Trance: What I Thought!

Trance Movie Review

While not a hardcore fan, I’d always anticipated for and enjoyed watching Danny Boyle’s movies. I immensely loved 28 Days LaterTrainspottingThe Beach and 127 Hours. While 28 Days Later redefined the zombie genre parallel to Romero’s zombie classics, Trainspotting carved a niche building a genre of its own. I do have a slight qualm regarding the over-rated Slumdog Millionaire but Boyle’s directorial skills were put to a test there as well, having a foreign, non-star-studded cast to handle and yet emerging as a winner. Anyways the point being, a director of high caliber, Danny Boyle had undoubtedly already made his mark with his acclaimed movies.

Trance is a movie which is next to impossible to narrate without giving much away about the plot. Even the most bizzare scenes I’d love to quote would hamper the experience. And believe me there are a lot of unsettling sequences. It almost boggles your mind and throws you in a spiral of ‘what’s real’ and ‘what’s not’, very much like Nolan’s Inception. To make things more intriguing Boyle throws in visual cues questioning ourselves; like the play of color hues and glass panes throughout the movie. It’ll all make sense the second time you watch it. But in the end it is by far the most gripping story I’ve ever seen/heard in recent times. The pace is smooth and fast letting you soak in the visuals while the characters come off as much more than merely intriguing. Characters ooze with persona and by the time you invest your interest in one you are let to pushed for another ride.

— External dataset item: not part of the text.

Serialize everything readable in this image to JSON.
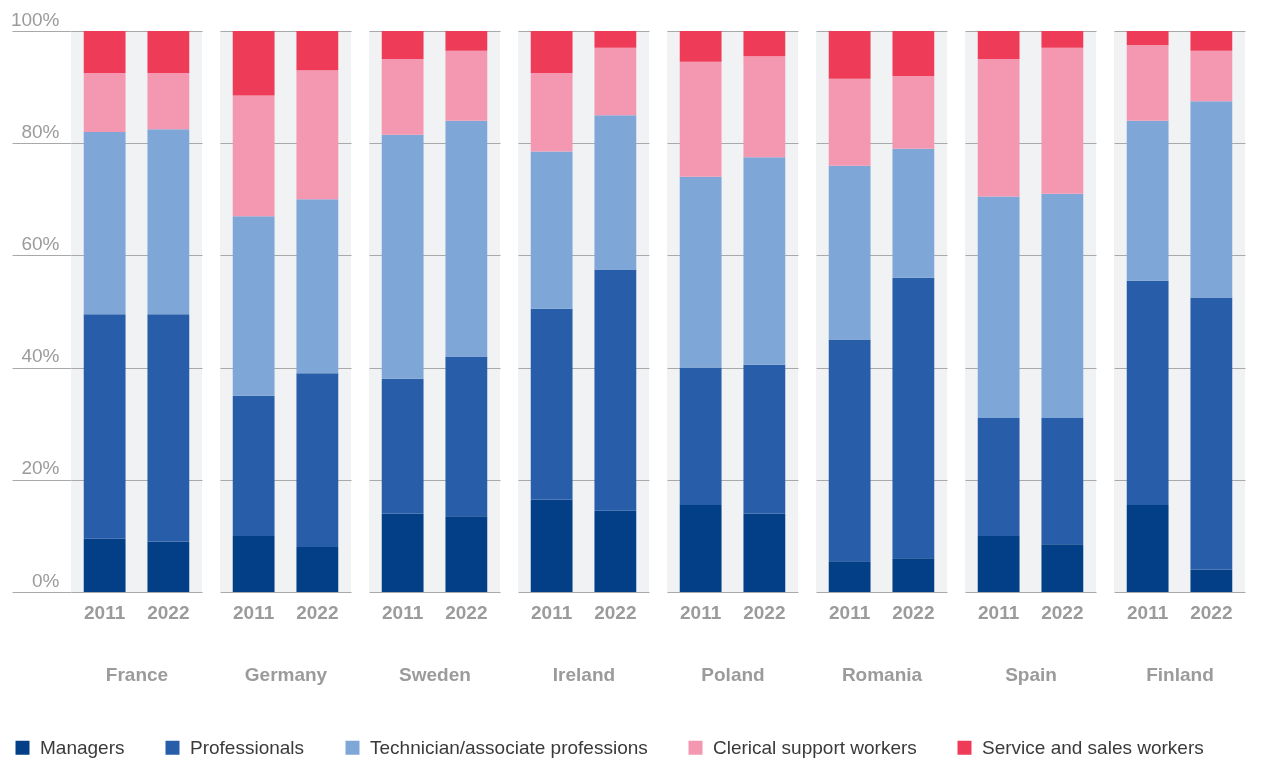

Remarkable performances from the 3 leads makes it all possible. I am a huge fan of Rosario Dawson and she’s as gorgeous and splendid as ever in Trance. More than a Boyle movie, the fact that ‘Rosario Dawson was in the movie’ made me watch it. Its been awhile since I’d seen her in good roles and this one absolutely fulfills my desire. Fresh outta watching the stylish-yet-mediocre Welcome to The Punch, I felt James McAvoy was at his best here. This is the second of the British productions he’s starred in, in a row, which culminates with Filth which I’m eager to watch as well. Vincent Cassel with his amazing exuberance in playing a bad guy does it once again. There are oodles of nudity to be found in Trance but not one felt forced or just for the sake of being there; on the contrary it is indispensable for the plot to unravel itself.

Boyle is known for his visual style and he does so amazingly incorporate that style in Trance, thanks to the brilliant cinematography by Academy Award winner Anthony Dod Mantle who was also responsible for the equally mesmerising shots in 127 Hours and Slumdog Millionaire. Boyle gratuitously borrows scenes and sequences from his own The Beach; especially the hallucinogenic ones. Boyle has also had excellent flair in the music he’s featured in his movies. Trance has one of the best soundtracks featuring a resplendent score by Rick Smith and songs from various artists that fuels the visuals of the movie. From the very funky retro tunes of M People’s Moving on Up to the mellow-sung Sandman by Rosario herself. From the entrancing Bullet Cut to the adrenaline inducing The Heist, Trance’s OST beckons you to listen to it.

Trance is one of those movies that begs to be stamped a cult-classic. Having only premiered in limited theatres in the UK and US, Trance is yet to have a worldwide release and to be recognised universally. I am just dying to type some more stuff out here, but I am not remorseless to spoil your experience. Cant recommend this movie enough. Go watch this while I get some time for myself to watch this again.